Для того чтобы с уверенностью определить синдром нервной анорексии, необходимо наличие всех следующих признаков (сам текст взят из МКБ-10, комментарии к нему набраны курсивом):
а) вес тела сохраняется на уровне как минимум на 15 % ниже ожидаемого – для данного конкретного роста и возраста – (более высокий уровень был снижен или так и не был достигнут), или индекс массы тела Кетеле составляет 17,5 или ниже (этот индекс определяется соотношением веса тела в килограммах к квадрату роста в метрах). В препубертатном возрасте может обнаружиться неспособность набрать вес в период роста;
б) потеря веса вызывается самим пациентом за счет избегания пищи, которая «полнит», и одного или более приемов из числа следующих: вызывание у себя рвоты, прием слабительных средств, чрезмерные гимнастические упражнения, использование средств, подавляющих аппетит, и/или диуретиков;
в) искажение образа своего тела принимает специфическую психопатологическую форму, при которой страх перед ожирением сохраняется в качестве навязчивой и/или сверхценной идеи, и больной считает допустимым для себя лишь низкий вес (иными словами, речь идет о дисморфоманической и дисморфофобической симптоматике);
г) общее эндокринное расстройство, включающее ось гипоталамус – гипофиз – половые железы и проявляющееся у женщин аменореей, а у мужчин потерей полового влечения и потенции; могут быть повышенными уровни гормона роста и кортизола, изменения периферического метаболизма тиреоидного гормона и аномалии секреции инсулина (что определяется на глаз, а что лабораторными анализами, пояснять, я полагаю, излишне);
д) при начале в препубертатном возрасте проявления пубертатного периода задерживаются или даже не наблюдаются (прекращается рост, у девочек не развиваются грудные железы и имеет место первичная аменорея, а у мальчиков остаются ювенильными половые органы); при выздоровлении подростковый период часто завершается нормально, но поздно наступает первая менструация.

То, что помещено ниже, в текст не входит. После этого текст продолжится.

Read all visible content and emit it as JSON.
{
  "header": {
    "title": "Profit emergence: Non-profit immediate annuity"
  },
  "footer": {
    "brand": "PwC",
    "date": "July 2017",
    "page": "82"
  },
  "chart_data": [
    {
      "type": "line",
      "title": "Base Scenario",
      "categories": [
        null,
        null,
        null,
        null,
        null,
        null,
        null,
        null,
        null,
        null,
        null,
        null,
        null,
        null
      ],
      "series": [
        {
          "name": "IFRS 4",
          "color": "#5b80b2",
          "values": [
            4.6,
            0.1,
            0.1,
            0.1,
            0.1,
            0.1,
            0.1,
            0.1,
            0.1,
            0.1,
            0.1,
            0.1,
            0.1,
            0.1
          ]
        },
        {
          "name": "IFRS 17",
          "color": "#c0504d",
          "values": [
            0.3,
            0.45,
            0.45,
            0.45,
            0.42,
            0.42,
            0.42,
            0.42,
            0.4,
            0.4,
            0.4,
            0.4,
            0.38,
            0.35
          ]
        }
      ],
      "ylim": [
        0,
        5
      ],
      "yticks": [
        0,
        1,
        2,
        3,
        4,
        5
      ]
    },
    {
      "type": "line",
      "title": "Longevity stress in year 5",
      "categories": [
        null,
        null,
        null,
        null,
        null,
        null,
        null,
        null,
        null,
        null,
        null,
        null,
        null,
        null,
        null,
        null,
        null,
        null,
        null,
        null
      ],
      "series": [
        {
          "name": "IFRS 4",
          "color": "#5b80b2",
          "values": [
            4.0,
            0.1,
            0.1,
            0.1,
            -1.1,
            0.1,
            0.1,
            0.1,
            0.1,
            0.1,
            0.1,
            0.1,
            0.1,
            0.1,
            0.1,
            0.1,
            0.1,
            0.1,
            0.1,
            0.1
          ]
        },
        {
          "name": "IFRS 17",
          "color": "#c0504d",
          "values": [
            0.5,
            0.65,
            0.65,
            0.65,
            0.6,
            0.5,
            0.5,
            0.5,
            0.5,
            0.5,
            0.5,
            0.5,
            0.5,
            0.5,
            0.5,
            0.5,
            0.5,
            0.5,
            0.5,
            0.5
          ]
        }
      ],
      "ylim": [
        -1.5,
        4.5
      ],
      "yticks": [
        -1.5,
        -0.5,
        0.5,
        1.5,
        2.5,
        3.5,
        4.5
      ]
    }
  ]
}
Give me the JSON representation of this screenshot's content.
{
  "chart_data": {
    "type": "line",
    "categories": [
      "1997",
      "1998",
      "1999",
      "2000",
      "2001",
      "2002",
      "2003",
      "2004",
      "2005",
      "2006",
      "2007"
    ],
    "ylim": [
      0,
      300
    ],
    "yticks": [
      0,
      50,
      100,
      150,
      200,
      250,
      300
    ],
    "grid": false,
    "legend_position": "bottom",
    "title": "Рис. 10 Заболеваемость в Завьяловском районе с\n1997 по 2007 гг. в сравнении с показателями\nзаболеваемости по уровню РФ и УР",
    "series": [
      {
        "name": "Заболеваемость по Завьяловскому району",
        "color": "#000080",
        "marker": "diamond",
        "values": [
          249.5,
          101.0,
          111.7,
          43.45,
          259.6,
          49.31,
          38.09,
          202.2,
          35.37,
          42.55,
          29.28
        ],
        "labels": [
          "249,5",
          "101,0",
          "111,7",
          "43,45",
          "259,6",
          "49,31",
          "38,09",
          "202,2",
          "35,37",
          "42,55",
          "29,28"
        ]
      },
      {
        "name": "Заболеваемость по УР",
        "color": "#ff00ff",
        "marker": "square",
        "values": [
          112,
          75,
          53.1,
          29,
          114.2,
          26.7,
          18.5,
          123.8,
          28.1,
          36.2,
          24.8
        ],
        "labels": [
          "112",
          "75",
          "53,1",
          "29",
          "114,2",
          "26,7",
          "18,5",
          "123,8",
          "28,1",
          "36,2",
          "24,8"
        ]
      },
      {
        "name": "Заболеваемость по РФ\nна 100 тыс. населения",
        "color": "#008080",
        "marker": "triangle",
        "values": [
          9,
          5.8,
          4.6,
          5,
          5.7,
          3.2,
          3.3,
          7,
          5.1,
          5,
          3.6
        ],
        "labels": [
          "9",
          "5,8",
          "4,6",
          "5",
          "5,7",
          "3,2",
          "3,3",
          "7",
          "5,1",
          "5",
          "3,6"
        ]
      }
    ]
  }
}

Кроме того, в общении с пациентом можно заметить, что он, даже находясь в состоянии ходячего пособия для изучения скелета, продолжает сетовать на свою полноту (особенно в области черепа, суставов и поясничных позвонков), при этом болезненность состояния человеком зачастую отрицается начисто: нет-нет, ничего серьезного, так, небольшие проблемки с весом. Искусство устрашения унитаза отточено до совершенства, а для вызывания самой рвоты уже необязательно совать два пальца в рот, достаточно показать один и с расстояния. Как правило, диеты, энергетическая ценность продуктов, а также особо извращенные способы поглощения пищи известны им до мельчайших подробностей. Настроение… чаще подавленное, с субдепрессивным оттенком, но бывают и периоды эйфории, особенно на фоне взятия очередной весовой отметки. И еще – панический страх поправиться. Даже когда это просто необходимо для выживания.
Для скрининг-диагностики (не для того, чтобы установить точный диагноз, а для того, чтобы оный заподозрить) пользуются тестом отношения к приему пищи, или ЕАТ-26.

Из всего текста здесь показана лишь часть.